Con una nota ufficiale indirizzata a tutti i revisori (n. 092399 del 14.05.2025), il Ministero delle Imprese e del Made in Italy ha comunicato che continueranno ad applicarsi le disposizioni e i modelli di verbale previgenti in attesa del completamento della digitalizzazione dei documenti.
Con avviso pubblicato sulla Gazzetta Ufficiale n. 86 del 12 aprile 2025, il Ministero delle Imprese e del Made in Italy ha reso nota l’adozione di tre nuovi decreti ministeriali, emanati in data 5 marzo 2025, riguardanti l’attività di vigilanza sulle società cooperative e sulle Banche di Credito Cooperativo (BCC).

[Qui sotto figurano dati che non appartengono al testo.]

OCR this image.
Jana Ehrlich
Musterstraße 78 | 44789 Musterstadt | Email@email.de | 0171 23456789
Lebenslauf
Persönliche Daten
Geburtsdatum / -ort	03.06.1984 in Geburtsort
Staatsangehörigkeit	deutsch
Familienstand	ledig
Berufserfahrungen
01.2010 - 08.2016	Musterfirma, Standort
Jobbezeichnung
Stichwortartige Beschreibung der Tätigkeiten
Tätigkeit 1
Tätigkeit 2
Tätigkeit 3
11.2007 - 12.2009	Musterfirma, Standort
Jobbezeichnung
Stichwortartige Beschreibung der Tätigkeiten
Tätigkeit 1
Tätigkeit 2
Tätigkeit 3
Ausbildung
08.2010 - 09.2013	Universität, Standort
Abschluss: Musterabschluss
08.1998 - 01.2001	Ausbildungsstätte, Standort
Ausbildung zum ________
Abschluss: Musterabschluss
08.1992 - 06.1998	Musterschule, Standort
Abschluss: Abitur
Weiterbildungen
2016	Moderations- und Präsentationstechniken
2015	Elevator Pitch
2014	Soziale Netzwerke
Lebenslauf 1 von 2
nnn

I provvedimenti introducono una nuova modalità di svolgimento delle ispezioni e la relativa approvazione della nuova modulistica digitale.
I Nuovi Decreti del 5 Marzo 2025
Tutti e tre i provvedimenti sottolineano l’obiettivo di digitalizzazione dei verbali e della documentazione di vigilanza, prevedendo l’utilizzo di modelli di verbale informatizzati, che saranno operativi solo dopo la conclusione del processo di reingegnerizzazione dei sistemi informatici della Direzione Generale per la Vigilanza. (Sull’argomento leggi “Nuovo verbale di revisione delle società cooperative“)
Continuità Operativa: Decreti Ancora in Uso
Nelle more dell’adeguamento dei sistemi informatici, i revisori e gli ispettori dovranno continuare ad applicare la normativa e la modulistica previgente, come riportato nella seguente tabella riepilogativa:
| Riferimento Normativo | Oggetto |
| DM 6 dicembre 2004 | Vigilanza sugli enti cooperativi |
| DM 22 dicembre 2005 | Vigilanza sulle BCC |
| DM 23 febbraio 2015 | Attività ispettiva ordinaria e straordinaria |
| DM 30 ottobre 2014 | Modulistica per società di mutuo soccorso |
| DM 12 giugno 2017 | Verbali di revisione e accertamento per enti cooperativi diversi da BCC e SMS |
| DM 23 febbraio 2015 | Resto della modulistica per la revisione |
Obbligo di Adeguamento dei Sistemi Informatici
Il Ministero ha invitato le associazioni del movimento cooperativo a procedere con l’adeguamento dei propri sistemi informatici, al fine di garantire l’utilizzo della nuova modulistica digitale non appena sarà operativa. È richiesto, inoltre, di comunicare alla Direzione Generale l’avvenuto completamento delle attività, comprese le fasi di test, per assicurare l’interoperabilità con i nuovi strumenti di vigilanza.